Aiways began by developing its own universal platform. In just 30 months, the company pioneered the world’s first platform that combined the highest-strength (2,000MPa) steel upper body with an aluminum lower – the More Adaptable Structure (MAS) platform. From the outset, we knew the MAS platform would facilitate Aiways’ future growth by accommodating variations in body style (five classes and more than 15 models), battery packs, suspension, drivetrain (front-, rear- and four-wheel drive) and wheelbase (ranges from 2,650mm to 3,000mm).
The structure of the MAS platform provided the very best combination of strength, stiffness and weight required for an efficient EV, but its development presented many obstacles such as the casting process, fixing solutions and supplier issues. With the ‘steel above, aluminum below’ combination, we utilized the most advanced flow drilling screws and self-punching riveting system technologies to achieve cold joints.
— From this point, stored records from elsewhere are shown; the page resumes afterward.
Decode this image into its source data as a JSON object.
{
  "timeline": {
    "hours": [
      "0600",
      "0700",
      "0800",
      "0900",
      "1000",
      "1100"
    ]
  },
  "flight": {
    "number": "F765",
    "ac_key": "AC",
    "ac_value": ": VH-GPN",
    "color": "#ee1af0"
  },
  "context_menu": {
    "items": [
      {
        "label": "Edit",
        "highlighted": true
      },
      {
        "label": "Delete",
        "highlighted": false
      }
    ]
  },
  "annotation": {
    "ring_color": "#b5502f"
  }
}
This overcame the inherent problem of welding two different alloys while still ensuring safety.
Key sections of the body are made of single cast pieces to guarantee stiffness, but other parts are more complex. For example, the shock absorber tower is only 2.5mm at its thinnest point, and we partnered
with established European expert Georg Fischer to help with development.
Throughout their development, the MAS platform and the U5 SUV underwent rigorous testing and validation cycles using computer-aided engineering analysis and real-world testing to ensure they meet national and EU standards. In the process, Aiways set the Guinness World Record for the longest journey
by an electric vehicle (prototype) with our extensive engineering test drive, which covered over 15,000km from China to Germany.
Successful collaborations, tenacity and our Chinese technological expertise helped us realize our early success. The flexibility built in to the MAS platform from the outset will support Aiways to rapidly expand our line-up as market demand increases. It was important for us that our vehicles could compete in
the fierce European market, and the success of our first model demonstrates that we have the right product at the right time to encourage more people to make the switch to electric mobility.